Algérie-France : le Conseil de la Nation dénonce une « provocation délibérée » de sénateurs français d’extrême droite

Le Bureau du Conseil de la Nation, présidé par Azouz Nasri, a exprimé mardi son « indignation » face à une nouvelle « provocation délibérée » émanant de membres du Sénat français appartenant à l’extrême droite, qu’il accuse de porter atteinte à la souveraineté de l’Algérie et de nuire aux relations bilatérales entre Alger et Paris.
Dans un communiqué rendu public ce mardi, le Bureau du Conseil de la Nation a dénoncé l’« accueil régulier » par certains parlementaires français « d’éléments terroristes » appartenant à une organisation classée comme telle par l’Algérie, y voyant un « acte de trahison » susceptible de compromettre l’avenir des relations entre les deux pays.
« Ces individus accumulent scandales et dérives, dans le mépris total des conséquences néfastes que cela engendre », souligne le texte, qui fustige également les « partisans de l’extrême droite au sein de la France officielle » et ceux qui, « autoproclamés défenseurs de la liberté et de la justice, s’acharnent à nuire à l’Algérie et à s’ingérer dans ses affaires intérieures ».
Le Bureau de la chambre haute du Parlement a réaffirmé que l’Algérie, sous la conduite du président de la République, M. Abdelmadjid Tebboune, demeure attachée à sa souveraineté et à ses choix souverains en matière de démocratie participative, d’État de droit et de justice.
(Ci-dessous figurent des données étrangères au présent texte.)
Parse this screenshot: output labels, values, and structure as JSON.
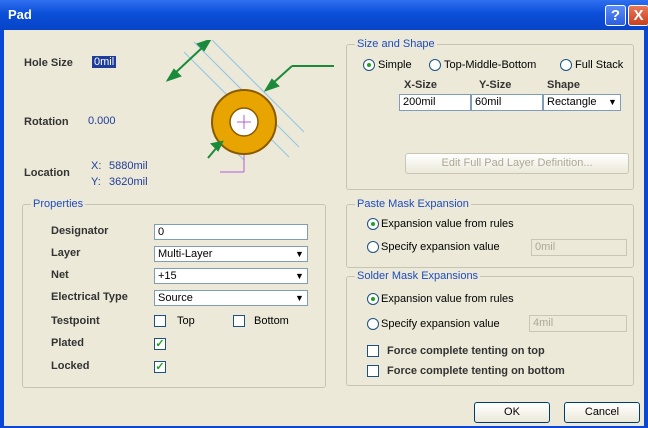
{
  "window": {
    "title": "Pad",
    "help": "?",
    "close": "X"
  },
  "hole": {
    "label": "Hole Size",
    "value": "0mil"
  },
  "rotation": {
    "label": "Rotation",
    "value": "0.000"
  },
  "location": {
    "label": "Location",
    "x_label": "X:",
    "x_value": "5880mil",
    "y_label": "Y:",
    "y_value": "3620mil"
  },
  "size_shape": {
    "title": "Size and Shape",
    "options": [
      "Simple",
      "Top-Middle-Bottom",
      "Full Stack"
    ],
    "selected": "Simple",
    "col_xsize": "X-Size",
    "col_ysize": "Y-Size",
    "col_shape": "Shape",
    "xsize": "200mil",
    "ysize": "60mil",
    "shape": "Rectangle",
    "edit_button": "Edit Full Pad Layer Definition..."
  },
  "properties": {
    "title": "Properties",
    "designator_label": "Designator",
    "designator": "0",
    "layer_label": "Layer",
    "layer": "Multi-Layer",
    "net_label": "Net",
    "net": "+15",
    "etype_label": "Electrical Type",
    "etype": "Source",
    "testpoint_label": "Testpoint",
    "tp_top": "Top",
    "tp_bottom": "Bottom",
    "tp_top_checked": false,
    "tp_bottom_checked": false,
    "plated_label": "Plated",
    "plated_checked": true,
    "locked_label": "Locked",
    "locked_checked": true
  },
  "paste_mask": {
    "title": "Paste Mask Expansion",
    "opt_rules": "Expansion value from rules",
    "opt_specify": "Specify expansion value",
    "selected": "rules",
    "value": "0mil"
  },
  "solder_mask": {
    "title": "Solder Mask Expansions",
    "opt_rules": "Expansion value from rules",
    "opt_specify": "Specify expansion value",
    "selected": "rules",
    "value": "4mil",
    "tent_top": "Force complete tenting on top",
    "tent_bottom": "Force complete tenting on bottom",
    "tent_top_checked": false,
    "tent_bottom_checked": false
  },
  "buttons": {
    "ok": "OK",
    "cancel": "Cancel"
  },
  "colors": {
    "pad_ring": "#e8a400",
    "arrows": "#1b8a3a",
    "accent": "#1e4bbf",
    "titlebar": "#0b4fd8"
  }
}
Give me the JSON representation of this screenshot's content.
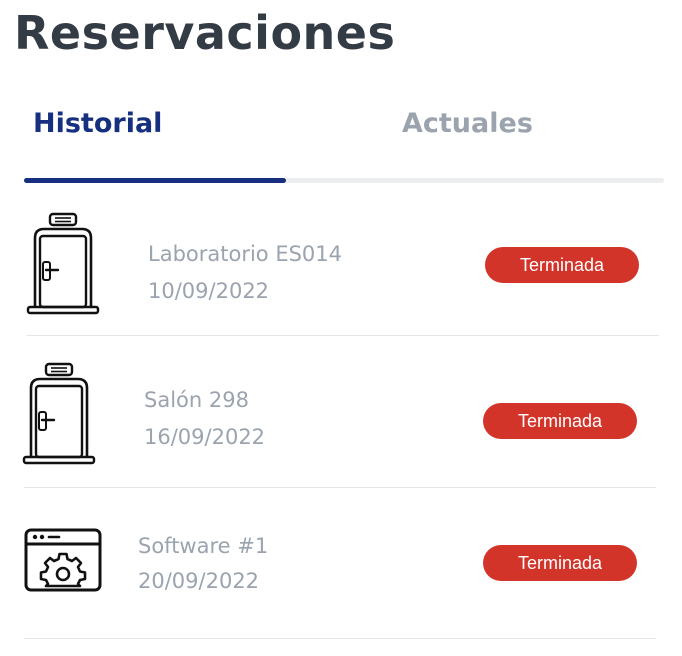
{
  "page": {
    "title": "Reservaciones"
  },
  "tabs": [
    {
      "label": "Historial",
      "active": true
    },
    {
      "label": "Actuales",
      "active": false
    }
  ],
  "colors": {
    "accent": "#16307f",
    "badge": "#d3342a",
    "muted": "#9aa3ae",
    "title": "#333b45"
  },
  "reservations": [
    {
      "icon": "door-icon",
      "name": "Laboratorio ES014",
      "date": "10/09/2022",
      "status": "Terminada"
    },
    {
      "icon": "door-icon",
      "name": "Salón 298",
      "date": "16/09/2022",
      "status": "Terminada"
    },
    {
      "icon": "software-settings-icon",
      "name": "Software #1",
      "date": "20/09/2022",
      "status": "Terminada"
    }
  ]
}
Il a mis en garde contre toute « ingérence, qu’elle soit grossière ou subtilement déguisée sous le voile des droits de l’homme, de la justice ou des libertés ».
Il a averti que toute nouvelle escalade serait de nature à « aggraver la détérioration des relations bilatérales », tenant pour responsables ceux qui « dans leur égarement, ne trouvent ni sommeil ni repos ».